C'est en partie là-bas que tout a commencé. Et les deux MC marseillais s'en souviennent. « We luv New York », « On rêvait New York » rappellent ces années de découverte et d'apprentissage. Le deuxième morceau, produit par les Suisses GR&F s'impose comme l'un des meilleurs titres, grâce à une production offensive, qui adhère au concept, mais adoucie par des ch?urs féminins. « The Show », autre titre phare de l'album, au son old school revient sur la naissance du hip-hop.

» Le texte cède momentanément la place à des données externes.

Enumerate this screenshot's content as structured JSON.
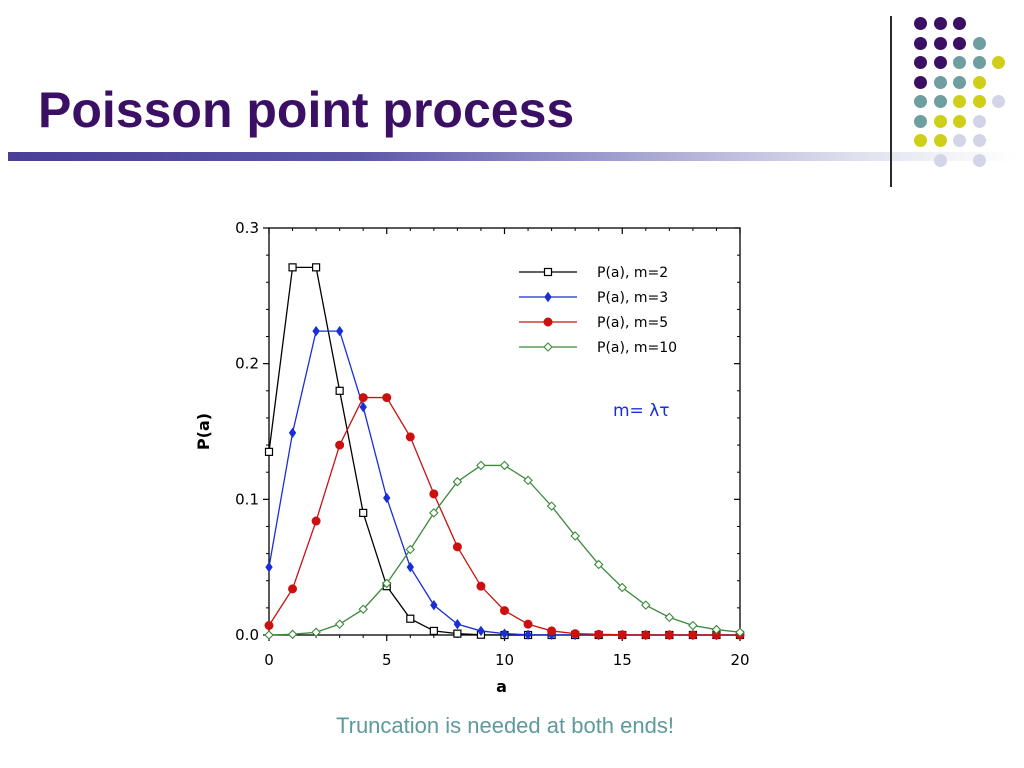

Le duo complémentaire se lâche dans un exercice qu'il connait, la critique des « fake » (« Le Sens du mot flow », « T'es pas là », « T'es où ? »). Sans brio. Il est meilleur dans le même exercice, quand il y met une dose d'humour incisif pour descendre les rimes pourries d'un MC incompris (« In Memory of Your...»). Toutefois, au rayon ego trip, on est vite repus de « punchline ».
Un disque de Marseillais ne saurait exister sans critique sociale. « M.R.S » et le magnifique « Ni fouet, ni maître » (version RMX) jouent efficacement leur rôle. We Luv New York est un disque inégal mais qui respire la sincérité de deux vétérans toujours aussi passionnés par leur art.